University students get to do original scientific research just two years out of high school

March 6, 2018 by Eric Geringas - A&S Office of Advancement

At U of T Astronomy, this happens more often than you’d think…

Emily Deibert was doing an overnight shift monitoring the Algonquin Radio Observatory, the giant 46-metre telescope located at the north end of Algonquin Park.

“It was just me, sitting at the telescope, making sure that everything was running properly,” she recalls. “If something had gone wrong, it would have been on me to fix it.”

There’s nothing really unusual about this until you realize that Deibert was between her second and third year of undergrad, just a year removed from taking Astronomy 101 for fun while planning to major in English.

Having fallen hard for the stars, Deibert made a radical switch in her studies. And within a year – as a still-green undergraduate – she was doing original research at the U of T-based Canadian Institute for Theoretical Astrophysics, studying radio pulses coming from the Crab Nebula Pulsar. That’s what brought her to the Algonquin observatory in the summer of 2015.

Deibert’s experience is not unusual at U of T Astronomy, where the Summer Undergraduate Research Program (SURP) hires students to do original science supervised by faculty.

“SURP is designed to give students the opportunity to figure out what research is like, and if it’s something that excites them,” says astrophysics professor Renée Hložek. “The earlier they get exposed to research, the more excited they get, and the more it gets them ready for a career in science.

“No one is doing derivative projects – they’re all doing original research. I didn’t get that opportunity until my final year of undergrad; we have students here who get to do this in second year.”

Another SURP veteran is Ariel Amaral, now, like Deibert, enrolled in the Astronomy PhD program.

I remember sitting there with my very first project,” she recalls, “being like, ‘Oh my God, this data that I’m looking at is from space, and I’ve been waiting for this my entire life.’ At U of T, they really take an inclusive approach. People were actually interested in what I was researching. You are treated like an actual scientist.”

That approach is by design, says Hložek. It gives students a sense of what a career in research would be like, and the ones who thrive in the program grow up fast.

“It’s amazing – it’s the most extreme transformation they will ever undergo,” she says. “In 16 weeks they go from being green to being fully competent scientists.
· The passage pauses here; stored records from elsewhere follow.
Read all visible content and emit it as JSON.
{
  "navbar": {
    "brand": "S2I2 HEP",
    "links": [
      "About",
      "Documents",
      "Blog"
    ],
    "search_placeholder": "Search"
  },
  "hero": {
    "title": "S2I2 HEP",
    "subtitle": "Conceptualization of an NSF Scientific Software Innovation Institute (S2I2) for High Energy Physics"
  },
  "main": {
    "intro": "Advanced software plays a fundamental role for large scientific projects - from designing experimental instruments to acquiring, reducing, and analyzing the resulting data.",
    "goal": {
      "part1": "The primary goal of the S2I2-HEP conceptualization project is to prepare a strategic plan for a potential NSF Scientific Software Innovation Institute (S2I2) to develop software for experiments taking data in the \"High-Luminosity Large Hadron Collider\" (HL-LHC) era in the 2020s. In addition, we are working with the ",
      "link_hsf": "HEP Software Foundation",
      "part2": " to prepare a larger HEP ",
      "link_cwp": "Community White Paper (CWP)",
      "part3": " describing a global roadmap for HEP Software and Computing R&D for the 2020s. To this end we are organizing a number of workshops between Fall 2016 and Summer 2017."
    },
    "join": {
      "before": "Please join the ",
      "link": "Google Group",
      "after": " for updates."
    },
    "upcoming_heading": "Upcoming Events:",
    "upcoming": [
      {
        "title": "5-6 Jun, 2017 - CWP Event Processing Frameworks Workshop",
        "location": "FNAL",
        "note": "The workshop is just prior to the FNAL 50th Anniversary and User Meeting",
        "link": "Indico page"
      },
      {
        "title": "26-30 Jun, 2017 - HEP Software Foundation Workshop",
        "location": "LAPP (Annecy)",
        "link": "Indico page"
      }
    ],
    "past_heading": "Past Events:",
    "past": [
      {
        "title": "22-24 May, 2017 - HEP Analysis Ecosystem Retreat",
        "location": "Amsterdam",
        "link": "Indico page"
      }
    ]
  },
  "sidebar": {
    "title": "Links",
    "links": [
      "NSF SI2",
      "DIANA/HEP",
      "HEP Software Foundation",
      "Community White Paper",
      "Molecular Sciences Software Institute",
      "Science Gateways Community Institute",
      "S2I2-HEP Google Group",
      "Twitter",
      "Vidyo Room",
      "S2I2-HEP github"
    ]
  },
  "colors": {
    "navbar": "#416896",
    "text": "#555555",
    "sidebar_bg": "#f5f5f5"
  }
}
They look different, they carry themselves differently – it’s really incredible.”

Amaral’s most recent SURP project, working under Canada Research Chair Bryan Gaensler, led her to the Midwest Magnetic Field Conference at the University of Wisconsin, where she gave a 10-minute talk on her research – a rare opportunity for an undergraduate.
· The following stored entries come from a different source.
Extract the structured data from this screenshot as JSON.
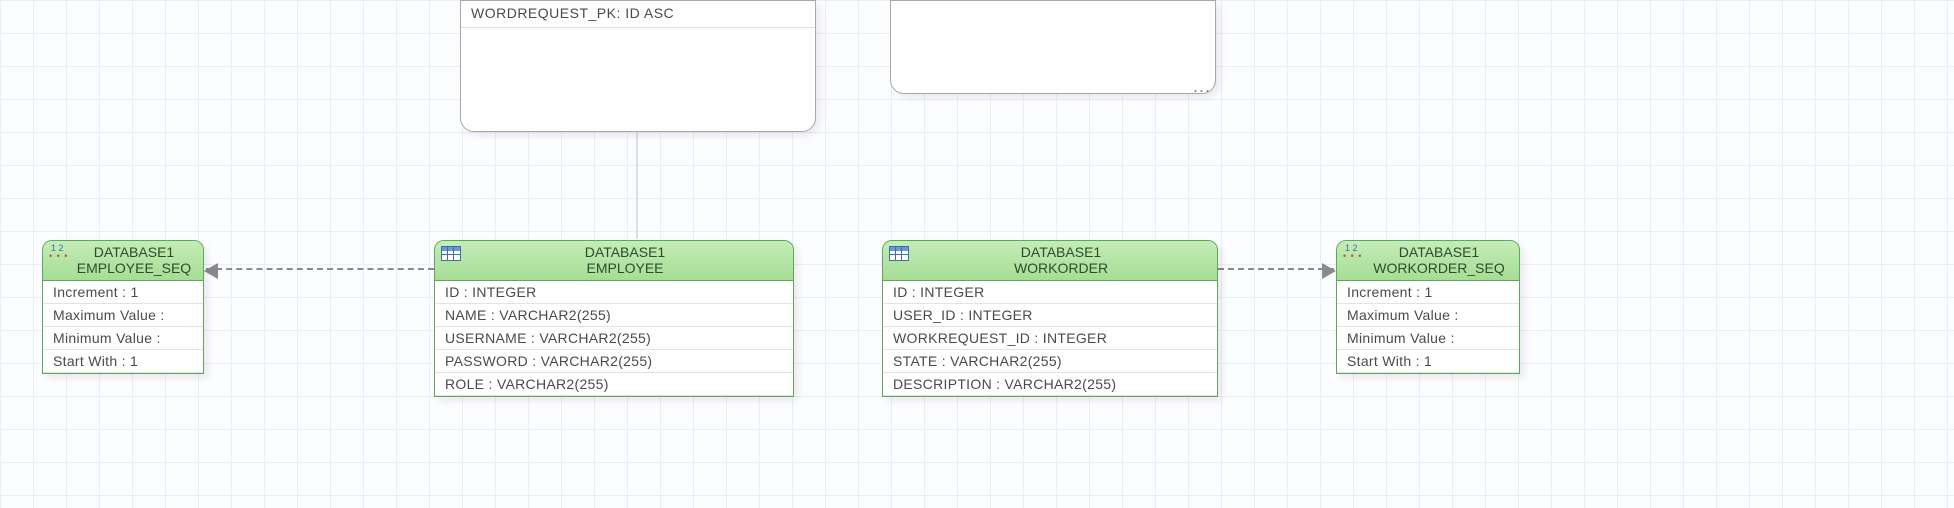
{
  "upper_boxes": {
    "left": {
      "row1": "WORDREQUEST_PK: ID ASC"
    },
    "right": {
      "ellipsis": "..."
    }
  },
  "seq_employee": {
    "schema": "DATABASE1",
    "name": "EMPLOYEE_SEQ",
    "rows": {
      "increment": "Increment : 1",
      "max": "Maximum Value :",
      "min": "Minimum Value :",
      "start": "Start With : 1"
    }
  },
  "tbl_employee": {
    "schema": "DATABASE1",
    "name": "EMPLOYEE",
    "cols": {
      "c1": "ID : INTEGER",
      "c2": "NAME : VARCHAR2(255)",
      "c3": "USERNAME : VARCHAR2(255)",
      "c4": "PASSWORD : VARCHAR2(255)",
      "c5": "ROLE : VARCHAR2(255)"
    }
  },
  "tbl_workorder": {
    "schema": "DATABASE1",
    "name": "WORKORDER",
    "cols": {
      "c1": "ID : INTEGER",
      "c2": "USER_ID : INTEGER",
      "c3": "WORKREQUEST_ID : INTEGER",
      "c4": "STATE : VARCHAR2(255)",
      "c5": "DESCRIPTION : VARCHAR2(255)"
    }
  },
  "seq_workorder": {
    "schema": "DATABASE1",
    "name": "WORKORDER_SEQ",
    "rows": {
      "increment": "Increment : 1",
      "max": "Maximum Value :",
      "min": "Minimum Value :",
      "start": "Start With : 1"
    }
  }
}
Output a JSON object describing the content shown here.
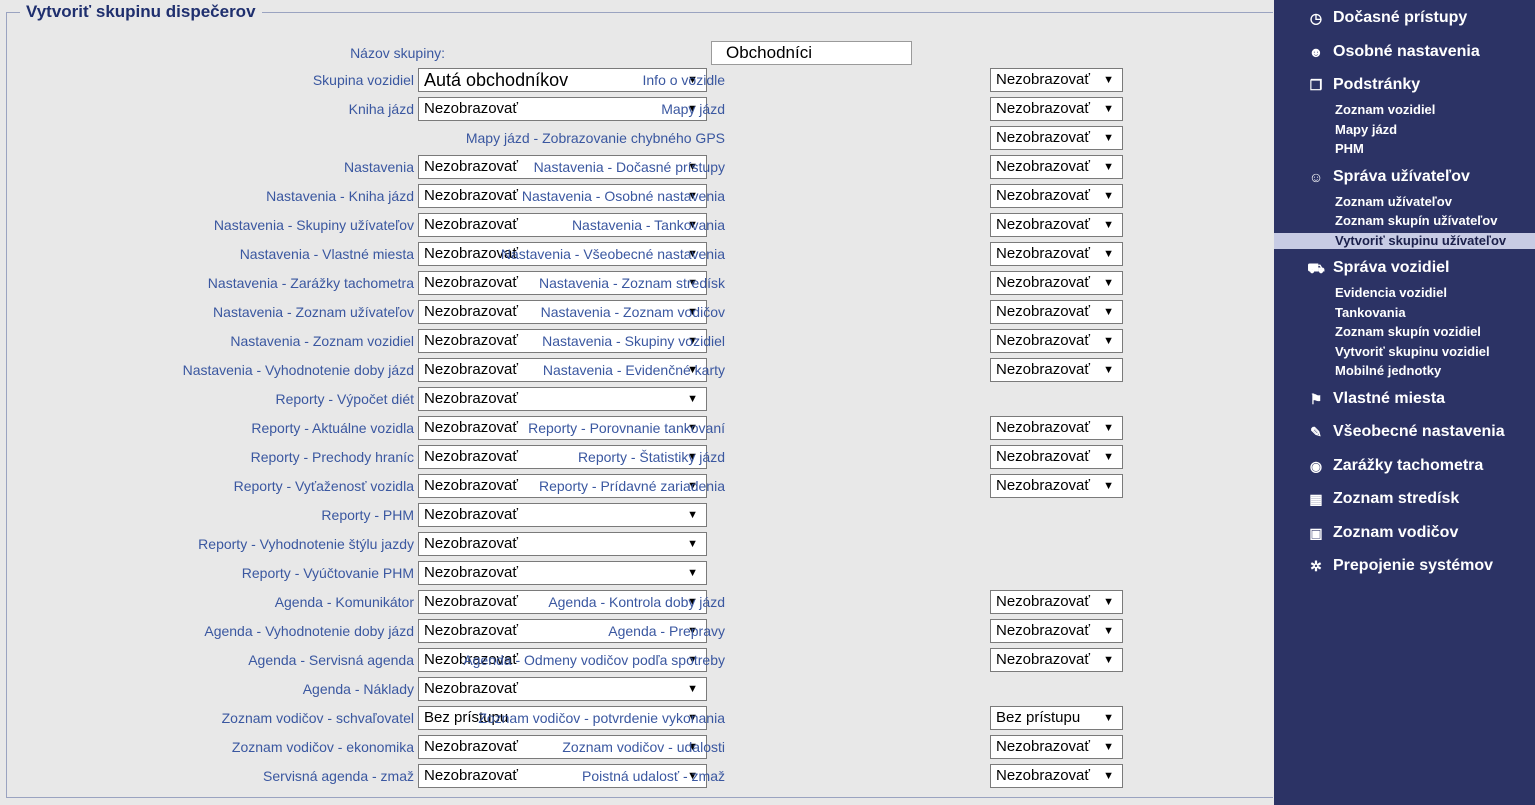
{
  "form": {
    "legend": "Vytvoriť skupinu dispečerov",
    "name_label": "Názov skupiny:",
    "name_value": "Obchodníci"
  },
  "rows_left": [
    {
      "label": "Skupina vozidiel",
      "value": "Autá obchodníkov"
    },
    {
      "label": "Kniha jázd",
      "value": "Nezobrazovať"
    },
    null,
    {
      "label": "Nastavenia",
      "value": "Nezobrazovať"
    },
    {
      "label": "Nastavenia - Kniha jázd",
      "value": "Nezobrazovať"
    },
    {
      "label": "Nastavenia - Skupiny užívateľov",
      "value": "Nezobrazovať"
    },
    {
      "label": "Nastavenia - Vlastné miesta",
      "value": "Nezobrazovať"
    },
    {
      "label": "Nastavenia - Zarážky tachometra",
      "value": "Nezobrazovať"
    },
    {
      "label": "Nastavenia - Zoznam užívateľov",
      "value": "Nezobrazovať"
    },
    {
      "label": "Nastavenia - Zoznam vozidiel",
      "value": "Nezobrazovať"
    },
    {
      "label": "Nastavenia - Vyhodnotenie doby jázd",
      "value": "Nezobrazovať"
    },
    {
      "label": "Reporty - Výpočet diét",
      "value": "Nezobrazovať"
    },
    {
      "label": "Reporty - Aktuálne vozidla",
      "value": "Nezobrazovať"
    },
    {
      "label": "Reporty - Prechody hraníc",
      "value": "Nezobrazovať"
    },
    {
      "label": "Reporty - Vyťaženosť vozidla",
      "value": "Nezobrazovať"
    },
    {
      "label": "Reporty - PHM",
      "value": "Nezobrazovať"
    },
    {
      "label": "Reporty - Vyhodnotenie štýlu jazdy",
      "value": "Nezobrazovať"
    },
    {
      "label": "Reporty - Vyúčtovanie PHM",
      "value": "Nezobrazovať"
    },
    {
      "label": "Agenda - Komunikátor",
      "value": "Nezobrazovať"
    },
    {
      "label": "Agenda - Vyhodnotenie doby jázd",
      "value": "Nezobrazovať"
    },
    {
      "label": "Agenda - Servisná agenda",
      "value": "Nezobrazovať"
    },
    {
      "label": "Agenda - Náklady",
      "value": "Nezobrazovať"
    },
    {
      "label": "Zoznam vodičov - schvaľovatel",
      "value": "Bez prístupu"
    },
    {
      "label": "Zoznam vodičov - ekonomika",
      "value": "Nezobrazovať"
    },
    {
      "label": "Servisná agenda - zmaž",
      "value": "Nezobrazovať"
    }
  ],
  "rows_right": [
    {
      "label": "Info o vozidle",
      "value": "Nezobrazovať"
    },
    {
      "label": "Mapy jázd",
      "value": "Nezobrazovať"
    },
    {
      "label": "Mapy jázd - Zobrazovanie chybného GPS",
      "value": "Nezobrazovať"
    },
    {
      "label": "Nastavenia - Dočasné prístupy",
      "value": "Nezobrazovať"
    },
    {
      "label": "Nastavenia - Osobné nastavenia",
      "value": "Nezobrazovať"
    },
    {
      "label": "Nastavenia - Tankovania",
      "value": "Nezobrazovať"
    },
    {
      "label": "Nastavenia - Všeobecné nastavenia",
      "value": "Nezobrazovať"
    },
    {
      "label": "Nastavenia - Zoznam stredísk",
      "value": "Nezobrazovať"
    },
    {
      "label": "Nastavenia - Zoznam vodičov",
      "value": "Nezobrazovať"
    },
    {
      "label": "Nastavenia - Skupiny vozidiel",
      "value": "Nezobrazovať"
    },
    {
      "label": "Nastavenia - Evidenčné karty",
      "value": "Nezobrazovať"
    },
    null,
    {
      "label": "Reporty - Porovnanie tankovaní",
      "value": "Nezobrazovať"
    },
    {
      "label": "Reporty - Štatistiky jázd",
      "value": "Nezobrazovať"
    },
    {
      "label": "Reporty - Prídavné zariadenia",
      "value": "Nezobrazovať"
    },
    null,
    null,
    null,
    {
      "label": "Agenda - Kontrola doby jázd",
      "value": "Nezobrazovať"
    },
    {
      "label": "Agenda - Prepravy",
      "value": "Nezobrazovať"
    },
    {
      "label": "Agenda - Odmeny vodičov podľa spotreby",
      "value": "Nezobrazovať"
    },
    null,
    {
      "label": "Zoznam vodičov - potvrdenie vykonania",
      "value": "Bez prístupu"
    },
    {
      "label": "Zoznam vodičov - udalosti",
      "value": "Nezobrazovať"
    },
    {
      "label": "Poistná udalosť - zmaž",
      "value": "Nezobrazovať"
    }
  ],
  "sidebar": [
    {
      "label": "Dočasné prístupy",
      "icon": "clock-icon",
      "glyph": "◷"
    },
    {
      "label": "Osobné nastavenia",
      "icon": "user-icon",
      "glyph": "☻"
    },
    {
      "label": "Podstránky",
      "icon": "pages-icon",
      "glyph": "❐",
      "children": [
        "Zoznam vozidiel",
        "Mapy jázd",
        "PHM"
      ]
    },
    {
      "label": "Správa užívateľov",
      "icon": "users-icon",
      "glyph": "☺",
      "children": [
        "Zoznam užívateľov",
        "Zoznam skupín užívateľov",
        "Vytvoriť skupinu užívateľov"
      ]
    },
    {
      "label": "Správa vozidiel",
      "icon": "car-icon",
      "glyph": "⛟",
      "children": [
        "Evidencia vozidiel",
        "Tankovania",
        "Zoznam skupín vozidiel",
        "Vytvoriť skupinu vozidiel",
        "Mobilné jednotky"
      ]
    },
    {
      "label": "Vlastné miesta",
      "icon": "flag-icon",
      "glyph": "⚑"
    },
    {
      "label": "Všeobecné nastavenia",
      "icon": "wrench-icon",
      "glyph": "✎"
    },
    {
      "label": "Zarážky tachometra",
      "icon": "gauge-icon",
      "glyph": "◉"
    },
    {
      "label": "Zoznam stredísk",
      "icon": "table-icon",
      "glyph": "▦"
    },
    {
      "label": "Zoznam vodičov",
      "icon": "driver-card-icon",
      "glyph": "▣"
    },
    {
      "label": "Prepojenie systémov",
      "icon": "connect-icon",
      "glyph": "✲"
    }
  ],
  "sidebar_active": "Vytvoriť skupinu užívateľov",
  "colors": {
    "sidebar_bg": "#2c3365",
    "active_bg": "#c7cbe4",
    "label_text": "#3a57a0",
    "legend_text": "#1f2f6e"
  }
}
“Being in a room full of experts who are all studying something that you are also studying, that’s an amazing experience. I got feedback and advice from people who were the top experts in the field – that’s an experience you can only get going to conferences.”
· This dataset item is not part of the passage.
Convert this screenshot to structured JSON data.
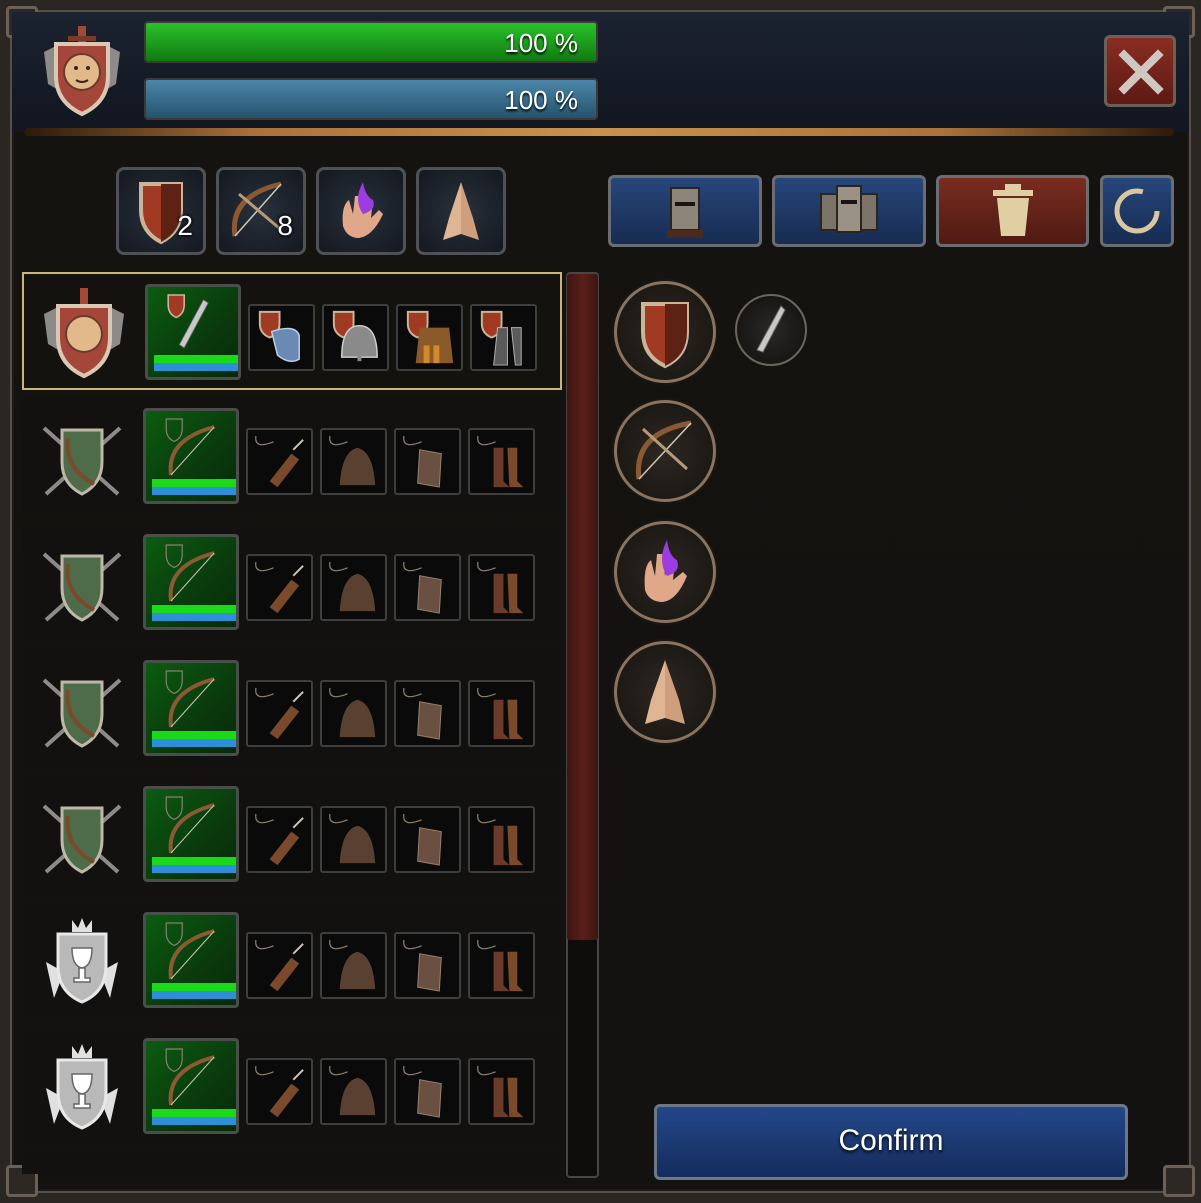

But these opportunities to travel and do original research, so crucial to the undergraduate experience at U of T Astronomy, are limited – paid for mainly out of already stretched faculty research budgets.

More funding for SURP would make it much easier for us to support students,” says Hložek. “We pay them to do science, to be creative, to be professional. We want to pay them well. We want to treat it as a job, so that they are actually rewarded as scientists.”

That’s why U of T Astronomy is asking for your support for undergraduate research – to give promising students a transformative gift at just the right time in their lives.

Deibert’s SURP experience led her to study exoplanets, now the topic of her PhD research.

And Amaral’s SURP work on magnetic fields is the topic of her PhD.

“I feel like a space explorer almost,” says Amaral. “Even though it’s sometimes just number crunching and doing math, you’re still learning about space and doing something that people haven’t done before, and that’s really amazing. To think that I can do that as a 23-year-old person and still make a huge impact, I think that’s awesome.”